Non abbiamo mai pensato al futuro, così... come fanno tutte le coppie felici o meno.
Oh! Non eravamo il plus ultra della felicità, non eravamo nemmeno una coppia da invidiare.
Ma eravamo noi!
Oggi, mi chiedo, se non avvertivamo già che quei progetti su quel futuro insieme non sarebbero rimaste che parole, non sarebbero state che inutili promesse. La nebbia che ci ha accompagnato nella vita si dilegua lentamente lasciando, il ristagno del dolore e dell’ossessione, nella mia solitudine. Un’ossessione che vive a disturbare, adesso, quel che è rimasto del mio tempo.

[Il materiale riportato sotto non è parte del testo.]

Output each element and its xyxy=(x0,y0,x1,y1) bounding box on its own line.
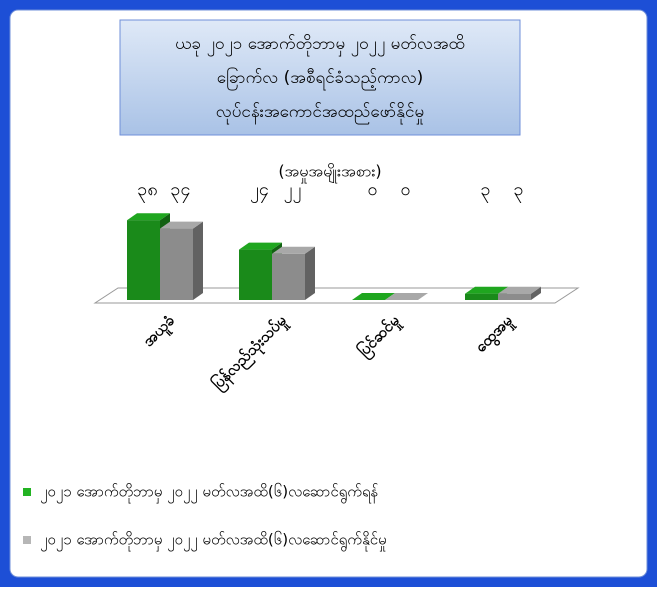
data-label: ၃၈ xyxy=(137,179,157,203)
bar xyxy=(160,228,193,300)
bar-side xyxy=(531,286,541,300)
chart-subtitle: (အမှုအမျိုးအစား) xyxy=(278,162,381,184)
bar xyxy=(498,293,531,300)
bar-top xyxy=(127,213,170,221)
data-label: ၂၄ xyxy=(250,179,269,203)
data-label: ၀ xyxy=(400,179,410,200)
data-label: ၃၄ xyxy=(170,179,190,203)
bar-top xyxy=(465,286,508,294)
legend-swatch xyxy=(23,488,31,496)
legend-label: ၂၀၂၁ အောက်တိုဘာမှ ၂၀၂၂ မတ်လအထိ(၆)လဆောင်ရ… xyxy=(40,483,378,504)
bar-top xyxy=(239,242,282,250)
chart-title: ခြောက်လ (အစီရင်ခံသည့်ကာလ) xyxy=(217,66,424,91)
legend-label: ၂၀၂၁ အောက်တိုဘာမှ ၂၀၂၂ မတ်လအထိ(၆)လဆောင်ရ… xyxy=(40,531,387,552)
data-label: ၀ xyxy=(367,179,377,200)
bar xyxy=(127,220,160,300)
bar-top xyxy=(272,246,315,254)
legend-swatch xyxy=(23,536,31,544)
chart-title: ယခု ၂၀၂၁ အောက်တိုဘာမှ ၂၀၂၂ မတ်လအထိ xyxy=(175,34,465,57)
bar-side xyxy=(193,221,203,300)
chart-title: လုပ်ငန်းအကောင်အထည်ဖော်နိုင်မှု xyxy=(216,102,424,125)
title-box xyxy=(119,19,521,136)
bar xyxy=(239,249,272,300)
bar-side xyxy=(305,246,315,300)
data-label: ၂၂ xyxy=(284,179,302,203)
data-label: ၃ xyxy=(480,179,490,203)
bar-top xyxy=(160,221,203,229)
bar-top xyxy=(498,286,541,294)
bar-top xyxy=(385,293,428,300)
floor xyxy=(93,287,580,304)
bar-top xyxy=(352,293,395,300)
bar xyxy=(272,253,305,300)
bar xyxy=(465,293,498,300)
data-label: ၃ xyxy=(513,179,523,203)
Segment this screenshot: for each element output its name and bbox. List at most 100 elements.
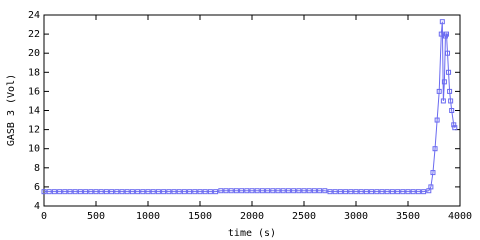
point (291, 188, 297, 194)
point (145, 189, 151, 195)
point (77, 189, 83, 195)
x-tick-label: 4000 (448, 211, 472, 222)
point (428, 184, 434, 190)
point (369, 189, 375, 195)
point (348, 189, 354, 195)
point (223, 188, 229, 194)
series-line (44, 21, 456, 193)
point (67, 189, 73, 195)
x-tick-label: 500 (87, 211, 105, 222)
point (124, 189, 130, 195)
point (410, 189, 416, 195)
point (270, 188, 276, 194)
point (448, 98, 454, 104)
point (451, 122, 457, 128)
point (285, 188, 291, 194)
x-tick-label: 2000 (240, 211, 264, 222)
point (166, 189, 172, 195)
point (140, 189, 146, 195)
point (343, 189, 349, 195)
point (213, 189, 219, 195)
point (103, 189, 109, 195)
point (400, 189, 406, 195)
point (233, 188, 239, 194)
point (379, 189, 385, 195)
point (207, 189, 213, 195)
point (337, 189, 343, 195)
point (129, 189, 135, 195)
y-tick-label: 16 (28, 86, 40, 97)
point (374, 189, 380, 195)
point (275, 188, 281, 194)
point (265, 188, 271, 194)
point (98, 189, 104, 195)
point (443, 31, 449, 37)
point (114, 189, 120, 195)
y-tick-label: 22 (28, 29, 40, 40)
point (197, 189, 203, 195)
point (244, 188, 250, 194)
y-tick-label: 4 (34, 201, 40, 212)
y-tick-label: 10 (28, 144, 40, 155)
x-tick-label: 1000 (136, 211, 160, 222)
point (301, 188, 307, 194)
y-tick-label: 14 (28, 106, 40, 117)
point (311, 188, 317, 194)
point (161, 189, 167, 195)
point (405, 189, 411, 195)
x-tick-label: 1500 (188, 211, 212, 222)
point (449, 108, 455, 113)
point (447, 88, 453, 94)
point (83, 189, 89, 195)
point (187, 189, 193, 195)
x-tick-label: 0 (41, 211, 47, 222)
point (171, 189, 177, 195)
point (327, 189, 333, 195)
point (436, 88, 442, 94)
plot-border (43, 14, 461, 207)
x-axis-label: time (s) (228, 228, 276, 239)
point (384, 189, 390, 195)
x-tick-label: 3000 (344, 211, 368, 222)
y-tick-label: 18 (28, 67, 40, 78)
point (434, 117, 440, 123)
point (439, 19, 445, 25)
point (432, 146, 438, 152)
y-tick-label: 6 (34, 182, 40, 193)
point (150, 189, 156, 195)
point (395, 189, 401, 195)
point (430, 170, 436, 176)
x-tick-label: 2500 (292, 211, 316, 222)
point (452, 125, 458, 131)
point (440, 98, 446, 104)
y-tick-label: 12 (28, 125, 40, 136)
point (254, 188, 260, 194)
point (332, 189, 338, 195)
point (280, 188, 286, 194)
point (421, 189, 427, 195)
point (135, 189, 141, 195)
y-tick-label: 8 (34, 163, 40, 174)
point (445, 50, 451, 56)
point (93, 189, 99, 195)
point (441, 79, 447, 85)
point (46, 189, 52, 195)
point (322, 188, 328, 194)
point (306, 188, 312, 194)
point (72, 189, 78, 195)
point (88, 189, 94, 195)
point (202, 189, 208, 195)
point (228, 188, 234, 194)
point (296, 188, 302, 194)
point (176, 189, 182, 195)
point (41, 189, 47, 195)
point (259, 188, 265, 194)
point (155, 189, 161, 195)
point (415, 189, 421, 195)
point (119, 189, 125, 195)
point (181, 189, 187, 195)
point (192, 189, 198, 195)
point (51, 189, 57, 195)
y-tick-label: 20 (28, 48, 40, 59)
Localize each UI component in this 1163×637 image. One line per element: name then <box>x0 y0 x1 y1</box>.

Ci siamo mai capiti veramente? Bella domanda!
Non abbiamo avuto il tempo per scoprirlo, pensando di averne tanto di quel tempo, fino alla fine. e il bello è che non ci siamo neppure chiesti che poteva essere prossima questa fine.
Nei nostri occhi regnava la paura che, senza la consapevolezza di chi sogna, era adagiata lieve, come un cuscino di seta sul sofà, su quei nostri sogni che venivano sempre meno, che divenivano sempre più fragili. Ero arrabbiata e spesso per mesi non parlavo. Sì! ti parlavo, ma senza quella solita espressione calda che usavo quando stavo bene insieme a te. Per me quel mio parlarti non era che silenzio, di quello che non comunica, che non decide, che non esiste. Sorridevo davanti ai tuoi discorsi, quasi con ironia rispondevo alle tue domande.

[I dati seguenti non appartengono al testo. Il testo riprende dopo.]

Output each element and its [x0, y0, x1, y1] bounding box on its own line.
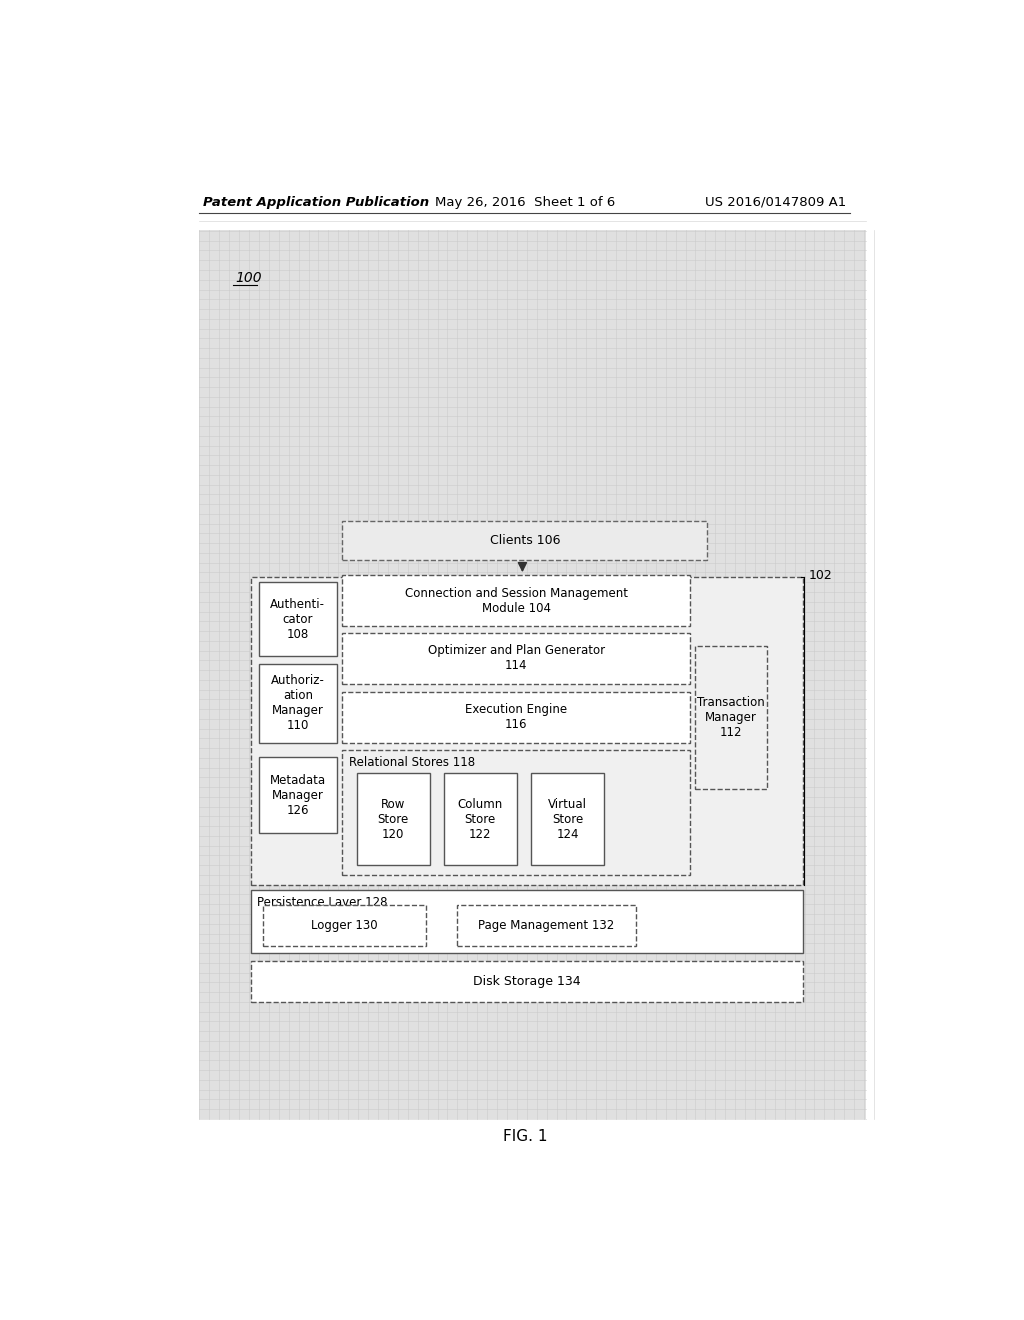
Text: FIG. 1: FIG. 1	[503, 1129, 547, 1143]
Text: Page Management 132: Page Management 132	[478, 919, 614, 932]
Bar	[342, 521, 708, 560]
Bar	[342, 692, 690, 743]
Bar	[342, 634, 690, 684]
Bar	[259, 582, 337, 656]
Text: Metadata
Manager
126: Metadata Manager 126	[269, 774, 326, 817]
Text: Relational Stores 118: Relational Stores 118	[348, 756, 475, 770]
Text: Virtual
Store
124: Virtual Store 124	[548, 797, 587, 841]
Text: Optimizer and Plan Generator
114: Optimizer and Plan Generator 114	[427, 644, 604, 672]
Text: Persistence Layer 128: Persistence Layer 128	[257, 896, 388, 909]
Text: Disk Storage 134: Disk Storage 134	[473, 975, 581, 989]
Text: Column
Store
122: Column Store 122	[458, 797, 503, 841]
Text: Authenti-
cator
108: Authenti- cator 108	[270, 598, 326, 640]
Text: Transaction
Manager
112: Transaction Manager 112	[697, 696, 765, 739]
Text: May 26, 2016  Sheet 1 of 6: May 26, 2016 Sheet 1 of 6	[434, 195, 615, 209]
Text: Patent Application Publication: Patent Application Publication	[204, 195, 429, 209]
Text: Logger 130: Logger 130	[311, 919, 378, 932]
Text: Authoriz-
ation
Manager
110: Authoriz- ation Manager 110	[271, 675, 325, 733]
Text: Execution Engine
116: Execution Engine 116	[465, 704, 567, 731]
Bar	[259, 664, 337, 743]
Bar	[200, 230, 866, 1119]
Bar	[531, 774, 604, 865]
Bar	[458, 906, 636, 946]
Bar	[251, 961, 803, 1002]
Bar	[251, 890, 803, 953]
Bar	[356, 774, 430, 865]
Text: Connection and Session Management
Module 104: Connection and Session Management Module…	[404, 586, 628, 615]
Text: US 2016/0147809 A1: US 2016/0147809 A1	[705, 195, 846, 209]
Text: Row
Store
120: Row Store 120	[378, 797, 409, 841]
Bar	[443, 774, 517, 865]
Bar	[695, 647, 767, 788]
Text: 100: 100	[236, 272, 262, 285]
Bar	[251, 577, 803, 886]
Bar	[259, 758, 337, 833]
Text: 102: 102	[809, 569, 833, 582]
Bar	[342, 750, 690, 875]
Text: Clients 106: Clients 106	[489, 535, 560, 546]
Bar	[342, 576, 690, 626]
Bar	[263, 906, 426, 946]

Mi chiamavi, ma io non c’ero. Mi volevi, ma non ti volevo. Mi raggiungevi, ma mi allontanavo.
Ero terribilmente arrabbiata!
Forse perché in cuor mio sapevo che non avrei mai potuto cambiare il corso della vita, e si inasprì in me quella strana forma di paura. Poi cominciasti tu ad aver paura, e mi tenevi stretta, in quel tuo abbraccio immaginario finché riuscisti a dirmelo quella sera... ricordi?
Era d’aprile e l’espressione disperata sul tuo volto verso me, mai la cancellerò più dalla mia mente.
Tu mi trovavi molto bella, ma non l’avevi detto mai con quello sguardo di pianto che feriva. Mi hai confessato che non mi meritavi e ad occhi bassi e senza più voltarti, sei andato via. Non ti ho fermato, volevo dirti che ti volevo bene, ma non l’ho fatto. Volevo dirti... non so più cosa... qualcosa certamente, perché sentivo, senza saperne ancora la ragione, che non te l’avrei più detto, ed ho chiuso in fretta, quella porta, alle tue spalle. Poi seguì, la solita monotonia di giorni uguali a tanti, tra noi discorsi mescolati a quel lugubre silenzio, fino a quel pomeriggio che sei andato via per sempre.
Oggi vorrei pensare che non mi manchi, che tutto ciò che c’eravamo detti, era bastato.
Vorrei pensare che è così... per non morire!
E da lassù, ora lo sai che ti volevo bene, conosci i miei silenzi e i miei pensieri, mentre ancora una volta io non conosco i tuoi. So solamente perché non parlavamo di quel futuro insieme. Non ci sarebbe stato mai e dentro di noi, già lo sapevamo! E poi, quel senso della vita, che troppo spesso mi dicevi di non aver trovato... Oh! Pier c’era quel senso... c’è… è nostra figlia, una continuità di luce che brillerà per noi, noi che eravamo e che continueremo ad esserci, anche se divisi da questo cielo.
E ora non mi resta che dirti ciao... che dirti non dimenticare mai, che ti ho voluto e che ti voglio bene…e a te queste mie ultime parole… per te che ora fai parte di quel cielo, dove il dolore non fa più rumore!